I believe the argument is that his mother died so he could be free. Sending him back rather takes away from her martyrdom.

That said, I don’t know, legally, how it should work out.

It seems that the mother and father disagreed on where they boy should live. Or, perhaps, the father might have allowed him to stay with his mother, even if he disagreed. Something like, “Cuba is better than the US, but as long as your mother will look after you, its ok to go with her.” Or something like that.

In any case, there is no mother any more, so all that is moot. The father wants him.

I suspect that this question will be unanswerable unless we first explain why the USA likes having undocumented Cubans enter the US illegally, whereas undocumented Mexicans get shot upon attempting to enter the US illegally.

It’s especially distressing that U.S. policy clearly states that Cuban children recovered from our waters are to be immediately returned to their parents, even if the parents are in Cuba.

THe other night on NBC News, there was footage of some Congresswoman from Florida throwing a birthday party for the OBVIOUSLY unhappy boy, and at one point she literally draped him in an American flag. Looks like someone has aspirations to higher office.

The way this boy’s life has been made into a political football really repels me.

Phil, Is the policy distressing or is the government’s failure to follow it distressing?

Who ever let this boy set foot on US soil gave Castro a PR coup that he will be able to milk for months.

If the child were from any country other than Cuba or if he had landed in any state other than Florida, he would be back home with his father by now. the mother wanted to live in America. She wanted her child with her. She died trying to make it happen. Fine. It is a sad story. But severing a child from his remaining parent for no reason other than political ideology is not a policy worthy of an enlightened nation.

The best lack all conviction
The worst are full of passionate intensity.

I get the impression (from Spiritus Mundi and elsewhere) that Floridians view this issue very differently than most others.

My guess is that this is because Cuban expatriates would tend to feel that anything is better than Cuba, even if one is separated from his remaining parent, whereas non-Floridians percieve Cuba as not so bad. Am I close?

The boy’s American relatives would like him to stay in the U.S. However, none want to assume custody of him.

IMO, he would’ve been home by now if Castro hadn’t gone public with his demands for the child to be returned to Cuba as the gov’t doesn’t want to be seen as capitulating to Castro. The lawyer for the U.S. relatives has said that they’re trying to work this out within the family and return custody to the father but Castro’s “politicizing” of the situation has made it worse.

On thinking about this as a father, I can now say without any hesitation, that I think the boy should be returned to his father.

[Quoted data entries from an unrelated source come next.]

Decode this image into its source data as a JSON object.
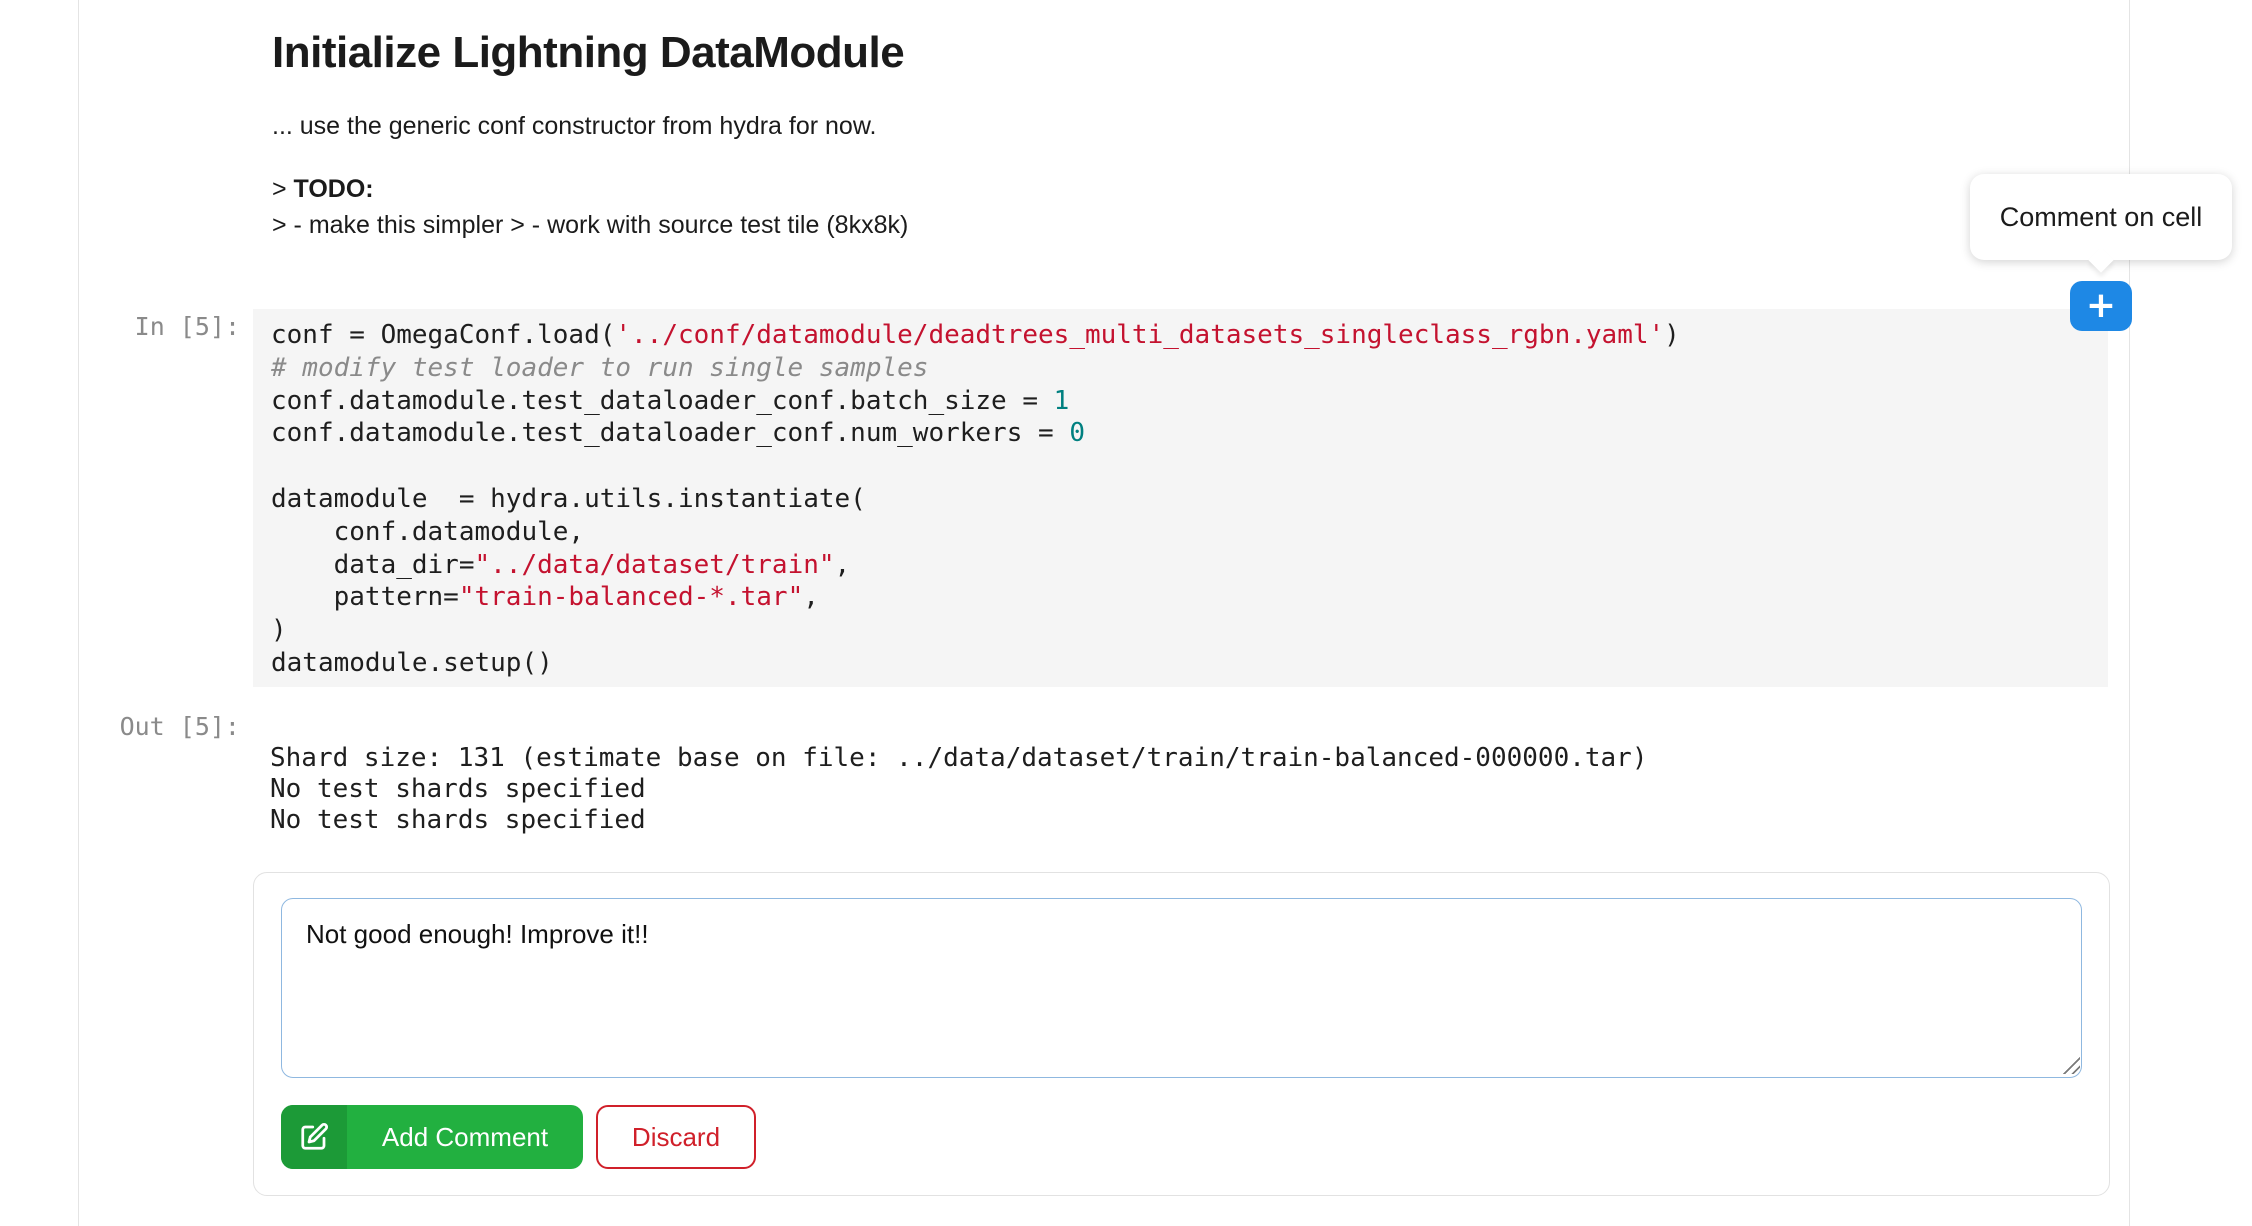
{
  "markdown": {
    "title": "Initialize Lightning DataModule",
    "subtitle": "... use the generic conf constructor from hydra for now.",
    "todo_prefix": "> ",
    "todo_label": "TODO:",
    "todo_items": "> - make this simpler > - work with source test tile (8kx8k)"
  },
  "cell": {
    "in_prompt": "In [5]:",
    "out_prompt": "Out [5]:",
    "code": {
      "l1_a": "conf = OmegaConf.load(",
      "l1_s": "'../conf/datamodule/deadtrees_multi_datasets_singleclass_rgbn.yaml'",
      "l1_b": ")",
      "l2_c": "# modify test loader to run single samples",
      "l3_a": "conf.datamodule.test_dataloader_conf.batch_size = ",
      "l3_n": "1",
      "l4_a": "conf.datamodule.test_dataloader_conf.num_workers = ",
      "l4_n": "0",
      "l6": "datamodule  = hydra.utils.instantiate(",
      "l7": "    conf.datamodule,",
      "l8_a": "    data_dir=",
      "l8_s": "\"../data/dataset/train\"",
      "l8_b": ",",
      "l9_a": "    pattern=",
      "l9_s": "\"train-balanced-*.tar\"",
      "l9_b": ",",
      "l10": ")",
      "l11": "datamodule.setup()"
    },
    "output_lines": [
      "Shard size: 131 (estimate base on file: ../data/dataset/train/train-balanced-000000.tar)",
      "No test shards specified",
      "No test shards specified"
    ]
  },
  "comment": {
    "text": "Not good enough! Improve it!!",
    "add_label": "Add Comment",
    "discard_label": "Discard",
    "add_icon": "edit-icon"
  },
  "tooltip": {
    "text": "Comment on cell"
  },
  "plus_button": {
    "label": "+",
    "icon": "plus-icon"
  },
  "colors": {
    "string": "#c4122f",
    "number": "#008080",
    "comment": "#8a8a8a",
    "add_button": "#22b040",
    "discard": "#d0202a",
    "plus_button": "#1e88e5"
  }
}
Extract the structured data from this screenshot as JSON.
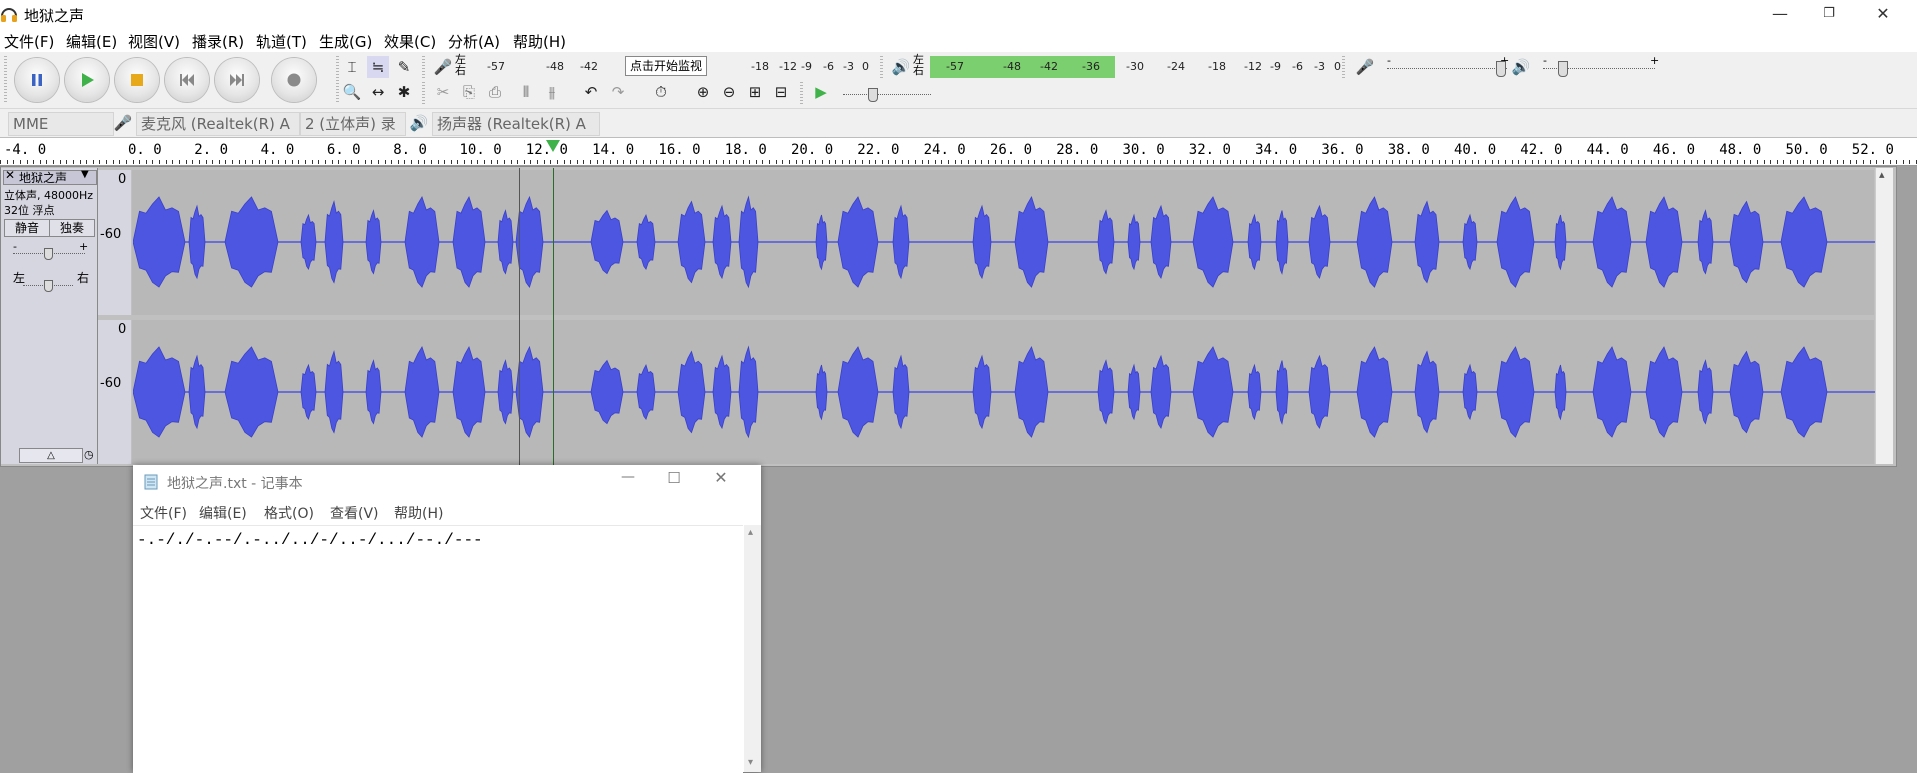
{
  "app": {
    "title": "地狱之声",
    "menu": [
      "文件(F)",
      "编辑(E)",
      "视图(V)",
      "播录(R)",
      "轨道(T)",
      "生成(G)",
      "效果(C)",
      "分析(A)",
      "帮助(H)"
    ]
  },
  "meters": {
    "rec_lr": "左\n右",
    "rec_scale": [
      "-57",
      "-48",
      "-42",
      "-18",
      "-12",
      "-9",
      "-6",
      "-3",
      "0"
    ],
    "rec_tooltip": "点击开始监视",
    "play_scale": [
      "-57",
      "-48",
      "-42",
      "-36",
      "-30",
      "-24",
      "-18",
      "-12",
      "-9",
      "-6",
      "-3",
      "0"
    ],
    "slider_minus": "-",
    "slider_plus": "+"
  },
  "devices": {
    "host": "MME",
    "input": "麦克风 (Realtek(R) A",
    "channels": "2 (立体声) 录",
    "output": "扬声器 (Realtek(R) A"
  },
  "ruler": {
    "labels": [
      "-4.0",
      "0.0",
      "2.0",
      "4.0",
      "6.0",
      "8.0",
      "10.0",
      "12.0",
      "14.0",
      "16.0",
      "18.0",
      "20.0",
      "22.0",
      "24.0",
      "26.0",
      "28.0",
      "30.0",
      "32.0",
      "34.0",
      "36.0",
      "38.0",
      "40.0",
      "42.0",
      "44.0",
      "46.0",
      "48.0",
      "50.0",
      "52.0"
    ]
  },
  "track": {
    "name": "地狱之声",
    "info_line1": "立体声, 48000Hz",
    "info_line2": "32位 浮点",
    "mute": "静音",
    "solo": "独奏",
    "gain_minus": "-",
    "gain_plus": "+",
    "pan_left": "左",
    "pan_right": "右",
    "scale_top": "0",
    "scale_mid": "-60"
  },
  "notepad": {
    "title": "地狱之声.txt - 记事本",
    "menu": [
      "文件(F)",
      "编辑(E)",
      "格式(O)",
      "查看(V)",
      "帮助(H)"
    ],
    "content": "-.-/./-.--/.-../../-/..-/.../--./---"
  },
  "colors": {
    "waveform": "#4d56e0",
    "waveform_edge": "#3a40c8",
    "meter_green": "#7ccf6e",
    "play_green": "#3fb34a"
  }
}
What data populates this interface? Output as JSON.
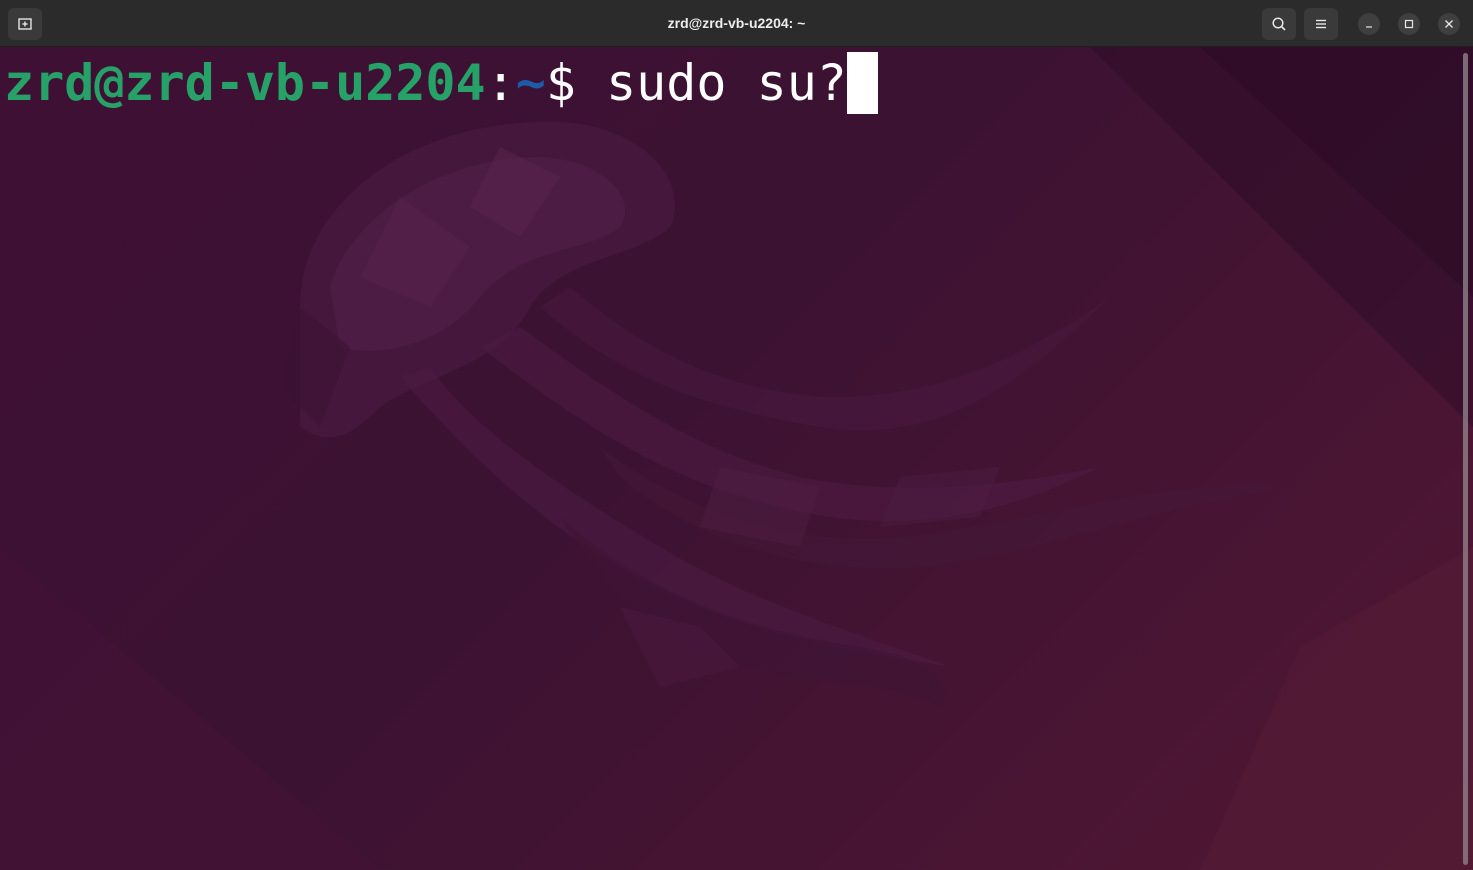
{
  "window": {
    "title": "zrd@zrd-vb-u2204: ~"
  },
  "titlebar": {
    "new_tab_icon": "new-tab-icon",
    "search_icon": "search-icon",
    "menu_icon": "hamburger-menu-icon",
    "minimize_icon": "minimize-icon",
    "maximize_icon": "maximize-icon",
    "close_icon": "close-icon"
  },
  "terminal": {
    "prompt_user_host": "zrd@zrd-vb-u2204",
    "prompt_colon": ":",
    "prompt_path": "~",
    "prompt_symbol": "$ ",
    "command": "sudo su?"
  },
  "colors": {
    "titlebar_bg": "#2b2b2b",
    "terminal_bg": "#3c1232",
    "prompt_user_color": "#26a269",
    "prompt_path_color": "#1e5aa8",
    "text_color": "#ffffff"
  }
}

People should not be punished for having the “wrong” political views. Nobody has accused the father of abuse. Nobody has accused him of being a bad father. The boy should be returned. Period.

I am afraid the argument that Castro’s politicizing of the event is at fault for the delay in the boy’s return to Cuba doesn’t jibe with the facts. The boy would already be in Cuba, in accordance with stated US policy, if not for the initial politicizing of the situation by the expatriate Cuban community in Florida. Castro did not initiate the political battle. He is simply taking advantage of it, which should surprise no one.

The best lack all conviction
The worst are full of passionate intensity.

Castro didn’t politicize the event. His words were “if the U.S. authorities are not idiots, the boy will be returned within 72 hours…”; not the “ultimatum” so gleefully reported by the US press.

US, and international law are pretty clear: dad gets him. Moral law ? With these facts, Dad gets him - no other “moral” option… None of this jingoistic “Cuba is a hellhole” b.s., as that is a judgement call, and a moot point which shouldn’t be brought up, similar to “fruit of the poisonous tree” legal theory…

That is most definitely an ultimatum. By implying that the U.S. authorities would be idiots not to, he is implying that there will be will be reprocussions. What is that if not an ultimatum? You have to understand that any ultimatums that Castro makes have to be veiled ones, because he really doesn’t have much power to back much of it up.

As for what should happen to the little boy? At this point there shouldn’t be any quick decisions. There should be a hearing to decide what is best for his welfare. The father should have an opportunity to be there either in person (Castro would never let that happen) or via teleconferencing. I also believe that the boy should be asked what he wants, although that probably shouldn’t be the only deciding factor. The boy’s mother died to get him here, she and the others sacrificed themselves to put him on one of only two inner-tubes they had so that he might live and be able to complete the journey. There WAS a reason she left her husband and there WAS a reason she left Cuba. She gave her life for those two reasons, so I don’t believe that we should be so quick to return the child to an environment that his own mother was so determined to take him out of.

And there IS a possibility those reasons aren’t quite as compelling as you think they are. Maybe she was trying to give her little boy the best life possible. On the other hand, maybe she owed someone money. The point is we really don’t know.

There are thousands of children out there who are missing because one parent decided they had a reason to take the kid somewhere else. Shi’ite Muslim men who think they have a religious duty to take their children back to the Middle East without consent of the kids’ American mother don’t seem to get the same sympathy.

I can hardly disagree more. The child at the moment is being forcefully separated from his one living parent and from the culture in which he was raised. He is in a strange land, surrounded by strangers who are using him as a tool for political purposes. (Note: I do not say that some of them do not also have altruistic motives, but those motives themselves stem from political ideology.)

There has been no evidence raised of mistreatment by the father. There have not even been any allegations that the father is in any way unfit. The only reason that advocates argue for him to stay here is a vehement hatred for the political system of his homeland. This is not sufficient reason to forcefully separate a child from his parent.

The best lack all conviction
The worst are full of passionate intensity.